The open-source Cosmos tokenizer provides robotics developers with visual tokenization by breaking down images and videos into high-quality tokens with high compression rates. NVIDIA said Cosmos runs its visual reconstructions up to 12 times faster than current tokenizers.
1X, a humanoid robot company, has updated its 1X World Model Challenge dataset to use the Cosmos tokenizer.
“NVIDIA Cosmos tokenizer achieves really high temporal and spatial compression of our data while still retaining visual fidelity,” said Eric Jang, 1X Technologies VP of AI. “This allows us to train world models with long horizon video generation in an even more compute-efficient manner.”
Other humanoid and general purpose robot developers including XPENG Robotics and Hillbot are developing with the NVIDIA Cosmos tokenizer to manage high-resolution images and videos.
NVIDIA Cosmos tokenizer is available now on GitHub and Hugging Face.
NeMo Curator features automatic pipeline orchestration for video
NeMo Curator now includes a video processing pipeline. This enables robot developers to improve their world-model accuracy processing large-scale text, image, and video data. NVIDIA said NeMo can curate video processing up to seven times faster than unoptimized pipelines.
Curating video data poses challenges due to the massive size of the data, requiring scalable pipelines and efficient orchestration for load balancing across GPUs. Additionally, models for filtering, captioning, and embedding need optimization to maximize throughput.
NeMo Curator can overcome these challenges by streamlining data curation with automatic pipeline orchestration to reduce processing time. It supports linear scaling across multi-node multi-GPU systems, with the capability to handle over 100 petabytes of data.
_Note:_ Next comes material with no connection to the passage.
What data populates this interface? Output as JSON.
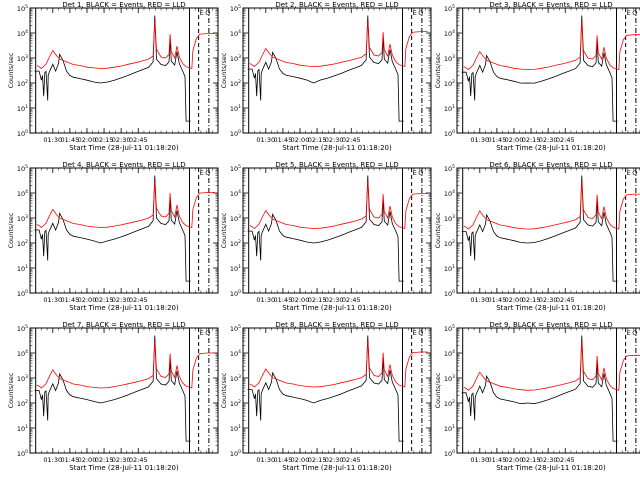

NVIDIA said this feature can help simplify AI development, reducing costs and accelerating time to market.
NeMo Curator for video processing will be available at the end of November 2024.
Robot learning community involvement at CoRL
Hugging Face and NVIDIA announced at CoRL a collaboration to accelerate open-source robotics research with LeRobot, NVIDIA Isaac Lab, and NVIDIA Jetson for the developer community.
NVIDIA robotics research released over 23 papers timed with CoRL covering new insights into integrating VLMs for improved environmental understanding and task execution, temporal robot navigation, developing long-horizon planning strategies for complex multi-step tasks, and using human demonstrations for skill acquisition.
Papers for humanoid robot control and synthetic data generation include SkillGen - a system based on synthetic data generation for training AI for robots with minimal human demonstrations - and HOVER, a robot foundation model for controlling humanoid robot locomotion and manipulation.
NVIDIA researchers will also be participating in nine workshops at the conference.